Before the weekend the Norwegian Fisheries Minister Harald T. Nesvik sent out a press release stating that Hav Line’s harvesting boat “Norwegian Gannet” can sort production fish in Denmark until 1 July next year.

Production fish are fish with visible wounds or malformations. According to the Norwegian Fish Quality Regulations, such fish must be sorted and the faults corrected before it is transported out of Norway.

“Norwegian Gannet” improves the quality significantly, increases efficiency, creates Norwegian jobs and cuts emissions dramatically. It is completely in line with the orders from the politicians, and we are pleased that the Minister of Fisheries now seems to let reason prevail over scare propaganda from our competitors,” said Hav Line CEO, Carl-Erik Arnesen, in a press release.

“Norwegian Gannet” on the way to Hirtshals. PHOTO: Preben Andersen

“This case has been about facilitating further growth in the industry”
The vessel “Norwegian Gannet” is designed to process fish straight from the cages so that they can be harvested on board. The boat will go between fish pens in western Norway to a brand new fishing terminal in Hirtshals.

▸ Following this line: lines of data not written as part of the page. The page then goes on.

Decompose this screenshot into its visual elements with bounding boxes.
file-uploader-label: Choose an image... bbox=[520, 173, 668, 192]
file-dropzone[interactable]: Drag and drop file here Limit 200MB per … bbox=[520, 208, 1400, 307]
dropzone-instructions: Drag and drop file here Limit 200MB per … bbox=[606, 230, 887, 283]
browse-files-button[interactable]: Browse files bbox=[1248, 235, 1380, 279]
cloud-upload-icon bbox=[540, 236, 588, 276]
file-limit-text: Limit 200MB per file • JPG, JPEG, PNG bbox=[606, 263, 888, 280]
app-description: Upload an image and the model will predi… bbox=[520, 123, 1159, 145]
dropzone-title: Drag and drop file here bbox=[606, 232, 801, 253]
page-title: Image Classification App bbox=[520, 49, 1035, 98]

“The Norwegian Food Safety Authority, the County Governor’s environmental department, central research authorities, politicians and environmental protection organizations have all expressed their support for the project. That support has come to light and been used by the government. This case has been about facilitating further growth in the industry, while at the same time fulfilling the ambitious climate goals Norway has. It is also very much about predictability for business,” continued Arnesen.

Arnesen points out that Nofima, a leading institute for applied research within the fields of fisheries, aquaculture and food research, has documented that the project is a major boost for animal welfare and that consumers get a fresher and better end product.

“This is exactly what the Norwegian Fish Quality Regulations must ensure. The core of the attempt to stop Hav Line has been an outdated part of the regulations from 1984, about sorting production fish domestically,” said Arnesen and continued:

“We have for several months asked the government to present some form of documentation or professional support that this rule in some way prevents bad fish from entering the market. It hasn’t happened. When the Minister of Fisheries says we will find solutions in the future, we hope that he will belong to his own professional body, the Norwegian Food Safety Authority, and let them have a breakthrough for real lifting for fish quality and fish welfare,” said Arnesen.

“We hope and believe sense will prevail”
The production fish, which has been at the heart of the criticism of the project, accounts for about 2-3 per cent of the volume of “Norwegian Gannet”. Hav Line is now looking forward to proving all the benefits of the project.

“There has been an incredible amount of scare propaganda in this case. The dispensation gives a year in which we can disprove it. Then we have to read what the government has actually included in the dispensation, and there are some elements that at first reading do not make any sense. But we hope and believe sense will prevail,” said Arnesen.